Opinião

Greves: sinais de esperança e exigência

Greves: sinais de esperança e exigência

Lembro-me bem de 2012 e 2013. Foram anos de grande contestação e de muitas e duras greves, tanto no setor público como no privado. Na altura estava em causa a defesa dos direitos mais básicos.

Os enfermeiros lutavam para não emigrar, e para resistir ao aumento da carga horária, das 35 h para as 40 h sem qualquer salário adicional. Os pensionistas e funcionários públicos revoltavam-se contra o fim dos subsídios de Natal e de férias. Muitos tinham perdido o emprego e confrontavam-se agora com os cortes no subsídio de desemprego. Quem trabalhava indignava-se contra a sobretaxa em IRS. A enorme contestação destes anos foi a luta de um país para salvar o que tinha e que era seu por direito.

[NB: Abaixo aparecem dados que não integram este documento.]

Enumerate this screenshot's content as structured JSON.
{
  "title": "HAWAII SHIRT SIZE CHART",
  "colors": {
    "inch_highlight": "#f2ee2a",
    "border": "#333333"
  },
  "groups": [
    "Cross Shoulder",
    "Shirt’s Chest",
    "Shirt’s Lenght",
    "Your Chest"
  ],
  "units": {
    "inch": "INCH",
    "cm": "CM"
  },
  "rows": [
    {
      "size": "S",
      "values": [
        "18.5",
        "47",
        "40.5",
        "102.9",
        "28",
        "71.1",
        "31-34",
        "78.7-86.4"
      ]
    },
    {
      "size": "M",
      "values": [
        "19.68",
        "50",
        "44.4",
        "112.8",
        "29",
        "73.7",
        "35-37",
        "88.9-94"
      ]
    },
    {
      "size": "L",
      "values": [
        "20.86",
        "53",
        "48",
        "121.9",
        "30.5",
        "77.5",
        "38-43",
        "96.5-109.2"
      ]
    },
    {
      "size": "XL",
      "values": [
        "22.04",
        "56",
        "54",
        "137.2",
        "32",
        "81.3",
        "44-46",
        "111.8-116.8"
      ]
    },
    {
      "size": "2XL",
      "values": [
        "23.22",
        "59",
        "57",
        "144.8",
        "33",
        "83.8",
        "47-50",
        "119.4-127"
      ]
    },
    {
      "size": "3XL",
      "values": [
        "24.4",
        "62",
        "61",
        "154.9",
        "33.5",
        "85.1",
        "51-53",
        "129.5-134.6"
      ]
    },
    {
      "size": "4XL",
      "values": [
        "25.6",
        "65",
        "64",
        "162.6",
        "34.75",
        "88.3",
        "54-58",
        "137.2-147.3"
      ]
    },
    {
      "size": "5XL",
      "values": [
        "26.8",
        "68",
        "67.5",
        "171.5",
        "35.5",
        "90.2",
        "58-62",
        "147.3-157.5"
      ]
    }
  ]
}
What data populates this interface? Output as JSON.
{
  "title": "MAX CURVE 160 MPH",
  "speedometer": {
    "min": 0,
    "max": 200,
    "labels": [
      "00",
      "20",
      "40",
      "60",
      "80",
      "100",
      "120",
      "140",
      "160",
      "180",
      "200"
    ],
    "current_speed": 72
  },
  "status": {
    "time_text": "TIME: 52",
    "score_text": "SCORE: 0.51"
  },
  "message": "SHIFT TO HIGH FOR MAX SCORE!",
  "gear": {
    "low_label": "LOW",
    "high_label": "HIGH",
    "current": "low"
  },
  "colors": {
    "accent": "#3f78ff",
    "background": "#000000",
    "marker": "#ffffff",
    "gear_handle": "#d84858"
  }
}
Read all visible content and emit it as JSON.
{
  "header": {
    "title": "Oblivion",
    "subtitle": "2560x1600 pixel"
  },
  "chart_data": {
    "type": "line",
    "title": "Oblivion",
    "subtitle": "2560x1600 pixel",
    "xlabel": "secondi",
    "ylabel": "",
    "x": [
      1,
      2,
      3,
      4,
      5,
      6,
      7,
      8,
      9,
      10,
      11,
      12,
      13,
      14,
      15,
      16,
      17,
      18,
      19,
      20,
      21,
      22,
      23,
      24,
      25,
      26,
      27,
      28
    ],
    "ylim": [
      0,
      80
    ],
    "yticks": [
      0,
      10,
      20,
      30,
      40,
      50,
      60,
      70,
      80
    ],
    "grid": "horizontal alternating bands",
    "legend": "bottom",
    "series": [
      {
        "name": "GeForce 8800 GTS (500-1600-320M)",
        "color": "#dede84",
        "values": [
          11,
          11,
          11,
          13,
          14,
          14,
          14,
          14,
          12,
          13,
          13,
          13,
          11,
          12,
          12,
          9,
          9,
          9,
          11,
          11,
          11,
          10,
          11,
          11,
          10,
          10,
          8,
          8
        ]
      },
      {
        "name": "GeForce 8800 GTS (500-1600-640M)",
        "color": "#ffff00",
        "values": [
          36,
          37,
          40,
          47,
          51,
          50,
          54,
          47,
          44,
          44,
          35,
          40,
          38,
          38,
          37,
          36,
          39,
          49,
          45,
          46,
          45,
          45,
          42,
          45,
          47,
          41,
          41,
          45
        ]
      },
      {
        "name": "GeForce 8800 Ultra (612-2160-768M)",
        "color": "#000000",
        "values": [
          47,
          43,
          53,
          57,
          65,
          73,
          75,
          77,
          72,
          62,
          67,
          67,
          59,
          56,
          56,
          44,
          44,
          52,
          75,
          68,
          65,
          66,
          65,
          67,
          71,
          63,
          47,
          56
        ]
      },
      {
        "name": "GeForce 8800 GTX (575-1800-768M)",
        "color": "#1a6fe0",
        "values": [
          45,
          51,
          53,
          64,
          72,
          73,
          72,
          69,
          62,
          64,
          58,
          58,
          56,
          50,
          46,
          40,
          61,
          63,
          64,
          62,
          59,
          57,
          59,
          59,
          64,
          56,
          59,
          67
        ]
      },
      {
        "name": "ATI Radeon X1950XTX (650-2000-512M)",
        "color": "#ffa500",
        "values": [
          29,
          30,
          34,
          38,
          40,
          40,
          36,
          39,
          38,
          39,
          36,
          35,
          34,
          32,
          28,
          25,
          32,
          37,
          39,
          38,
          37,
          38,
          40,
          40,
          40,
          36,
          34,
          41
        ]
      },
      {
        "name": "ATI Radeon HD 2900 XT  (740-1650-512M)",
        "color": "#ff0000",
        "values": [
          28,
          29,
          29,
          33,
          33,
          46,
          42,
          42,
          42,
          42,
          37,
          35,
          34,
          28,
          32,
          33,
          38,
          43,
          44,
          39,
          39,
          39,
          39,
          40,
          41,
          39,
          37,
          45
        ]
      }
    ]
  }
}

No verão de 2013 a situação alterou-se. Depois das enormes manifestações que travaram o aumento da TSU, tinha-se criado uma brecha de esperança relativamente ao fim antecipado do governo do PSD e CDS, que parecia concretizar-se com a demissão de Vítor Gaspar e de Paulo Portas. O recuo de Portas, promovido a vice-primeiro-ministro, deitou por terra essa possibilidade, consolidando a imagem de um governo autoritário e imune à contestação social. A resignação de um povo entristecido tinha temporariamente substituído a esperança numa alternativa. Foi por esse povo, e para lhe dar resposta, que se assinaram os acordos entre os partidos de Esquerda e o PS, que deram origem à atual maioria parlamentar.

Muitos dos retrocessos impostos pela Direita foram reparados e o medo e a humilhação foram substituídos pela legítima expectativa de novos avanços e conquistas há muito esperadas. E é neste contexto que a contestação e as greves voltam hoje a aumentar.

Quem quiser ler a nossa sociedade com seriedade sabe que a contestação de 2018 não tem os mesmos fundamentos da de 2012, porque ela luta por avanços, e não para travar recuos. E também sabe que, entre Lisboa e Paris, há 1738 quilómetros de diferença. Macron é um representante da elite económica que está a tentar impor ao seu país um programa radical de reformas austeritárias e liberais, consumada a capitulação da social-democracia francesa.

As greves em Portugal aumentam porque a esperança de viver melhor é grande, e ainda bem. Mas as expectativas exigem respostas. O governo do Partido Socialista teve e tem todas as condições para fazer melhor: para investir mais nos serviços públicos e respeitar os seus profissionais, para encontrar solução para os estivadores e aprovar novos mecanismos de proteção do salário no privado.

Mas para haver respostas, o Governo deve mobilizar, além de um pouco de humildade, muita determinação, até para não deixar as escolhas que contam ao desgoverno europeu.

A onda grevista é isso: esperança e exigência.